Alguns anos atrás, ou melhor, quase no final do século passado, passei alguns bons minutos na frente do original de Girl with a White Dog. Depois, atordoado por aquele realismo excessivo, fui ver outras pinturas, me encantar com diferentes formas de retratar o espanto, amansar a mente com os traços poéticos de Pierre Bonnard. Fui descobrir tons e nuances que as reproduções em livros de arte não nos mostram. Como a vida não é feita apenas de alegrias e sonhos, não fui longe. Em outra sala encontrei telas de Francis Bacon e a loucura voltou a contaminar meus olhos. Para alguém que não sabe (nunca soube) desenhar, aquele passeio por um dos mais importantes parques de diversões das artes plásticas foi uma espécie de conversão ao mundo da magia.
Lucian Freud, em foto de Francis Goodman (1945) |
Em Self−Portrait with Patricia Preece há proposital falta de proporção entre as figuras, a sobreposição de uma imagem sobre a outra, o pescoço masculino torcido, o papel de parede florido, os corpos sem vestimentas, ela prostrada, ele ausente, sem grandes encantos, as cores da pele emparedando os sentimentos. No triste espetáculo da intimidade devassada, utilizando uma luz forte, ofuscante, o artista tentou eliminar a sensualidade ou a excitação. E fez isso com uma pincelada menos contraída, menos preocupada com as minúcias do desenho.
Mestre nos efeitos antirromânticos, Lucian fornecia, em algumas de suas telas, uma feiúra proposital, agressiva. Flertava com os sentimentos mais desagradáveis do ser humano ao oferecer imagens que afastam a visão do espectador. Ao mesmo tempo, estava ciente de que são essas imagens grotescas que serão revisitadas continuamente. É a dor (imaginária, simbólica, real) que fornece humanidade ao espectador.
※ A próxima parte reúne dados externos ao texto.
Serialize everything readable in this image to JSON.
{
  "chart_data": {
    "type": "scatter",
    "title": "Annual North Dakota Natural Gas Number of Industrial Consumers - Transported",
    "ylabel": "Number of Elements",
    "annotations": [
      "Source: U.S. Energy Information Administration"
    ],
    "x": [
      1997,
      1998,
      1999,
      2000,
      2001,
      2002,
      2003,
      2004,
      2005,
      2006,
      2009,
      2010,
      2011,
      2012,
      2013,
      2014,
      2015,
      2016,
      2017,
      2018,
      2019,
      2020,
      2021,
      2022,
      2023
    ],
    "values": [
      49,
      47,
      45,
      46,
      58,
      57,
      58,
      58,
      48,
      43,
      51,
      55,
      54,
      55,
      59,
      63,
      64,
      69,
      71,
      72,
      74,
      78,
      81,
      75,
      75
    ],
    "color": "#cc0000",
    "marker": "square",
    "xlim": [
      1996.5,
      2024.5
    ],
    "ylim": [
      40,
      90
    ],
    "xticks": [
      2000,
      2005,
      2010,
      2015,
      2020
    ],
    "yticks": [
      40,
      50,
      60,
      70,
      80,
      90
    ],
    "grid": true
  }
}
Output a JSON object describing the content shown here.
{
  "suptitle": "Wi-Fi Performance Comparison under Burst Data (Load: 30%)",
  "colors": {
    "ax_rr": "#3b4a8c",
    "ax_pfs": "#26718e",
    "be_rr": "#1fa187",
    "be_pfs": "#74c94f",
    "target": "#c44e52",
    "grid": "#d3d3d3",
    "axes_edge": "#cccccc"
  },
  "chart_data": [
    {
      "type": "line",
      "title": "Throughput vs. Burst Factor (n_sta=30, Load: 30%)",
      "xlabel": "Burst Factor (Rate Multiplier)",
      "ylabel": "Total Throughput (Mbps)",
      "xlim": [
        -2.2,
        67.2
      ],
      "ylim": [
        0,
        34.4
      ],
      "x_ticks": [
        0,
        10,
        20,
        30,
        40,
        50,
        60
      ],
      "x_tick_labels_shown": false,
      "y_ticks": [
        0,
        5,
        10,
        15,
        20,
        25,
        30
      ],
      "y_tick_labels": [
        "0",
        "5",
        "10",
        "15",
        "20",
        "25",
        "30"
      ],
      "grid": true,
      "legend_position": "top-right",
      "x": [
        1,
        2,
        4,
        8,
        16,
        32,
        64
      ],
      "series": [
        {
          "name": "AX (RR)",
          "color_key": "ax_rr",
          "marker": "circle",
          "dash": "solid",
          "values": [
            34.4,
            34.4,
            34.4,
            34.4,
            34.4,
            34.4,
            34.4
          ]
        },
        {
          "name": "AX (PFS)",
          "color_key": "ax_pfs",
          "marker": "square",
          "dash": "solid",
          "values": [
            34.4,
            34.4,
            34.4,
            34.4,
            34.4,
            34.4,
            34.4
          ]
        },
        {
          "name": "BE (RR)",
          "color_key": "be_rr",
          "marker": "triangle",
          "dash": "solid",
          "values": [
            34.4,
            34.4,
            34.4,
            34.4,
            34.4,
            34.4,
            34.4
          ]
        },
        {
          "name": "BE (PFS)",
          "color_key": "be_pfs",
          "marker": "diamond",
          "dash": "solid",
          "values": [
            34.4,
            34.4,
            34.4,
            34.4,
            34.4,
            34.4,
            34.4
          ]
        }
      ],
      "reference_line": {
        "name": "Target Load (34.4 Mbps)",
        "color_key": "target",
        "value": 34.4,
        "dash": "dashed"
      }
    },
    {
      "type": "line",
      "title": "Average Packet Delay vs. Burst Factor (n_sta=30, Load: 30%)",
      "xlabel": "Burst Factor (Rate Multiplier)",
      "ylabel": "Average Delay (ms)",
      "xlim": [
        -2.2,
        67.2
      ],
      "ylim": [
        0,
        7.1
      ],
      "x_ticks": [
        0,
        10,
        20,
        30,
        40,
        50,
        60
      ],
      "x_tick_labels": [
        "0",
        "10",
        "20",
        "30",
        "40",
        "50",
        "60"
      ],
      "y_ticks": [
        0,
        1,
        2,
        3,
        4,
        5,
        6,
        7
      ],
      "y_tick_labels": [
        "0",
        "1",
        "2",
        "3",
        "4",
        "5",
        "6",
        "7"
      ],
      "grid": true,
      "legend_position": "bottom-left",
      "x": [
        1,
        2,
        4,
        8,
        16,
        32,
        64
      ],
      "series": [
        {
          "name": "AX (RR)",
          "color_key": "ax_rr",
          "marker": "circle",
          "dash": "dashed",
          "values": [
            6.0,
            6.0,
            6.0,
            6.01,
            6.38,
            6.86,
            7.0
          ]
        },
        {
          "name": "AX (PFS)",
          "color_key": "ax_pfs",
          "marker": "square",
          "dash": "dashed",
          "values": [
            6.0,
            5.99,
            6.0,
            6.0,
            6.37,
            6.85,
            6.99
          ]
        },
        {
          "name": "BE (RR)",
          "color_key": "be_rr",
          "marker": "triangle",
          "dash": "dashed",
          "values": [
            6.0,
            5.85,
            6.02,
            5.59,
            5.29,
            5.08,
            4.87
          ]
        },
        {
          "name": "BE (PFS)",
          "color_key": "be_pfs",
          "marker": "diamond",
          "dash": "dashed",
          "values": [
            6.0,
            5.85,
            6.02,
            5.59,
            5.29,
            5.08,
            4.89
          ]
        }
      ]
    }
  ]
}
Eu pinto pessoas não precisamente pelo que elas parecem, não exatamente pelo que elas são, mas como elas deveriam ser, disse o artista, esclarecendo (ou complicando) o seu modo de percepção da arte.
Lucian, um dos netos de Sigmund Freud (e ninguém é da família do "inventor" da psicanálise impunemente), nasceu em Berlim em 1922. Com a ascensão do nazismo, sua família migrou para a Inglaterra, onde se estabeleceu. Foi marinheiro, professor universitário (visitante), ganhou prêmios. Tinha alguns amigos e muitos inimigos. Na vida privada, cometeu alguns excessos – conta a lenda que reconheceu cerca de quarenta filhos, talvez mais.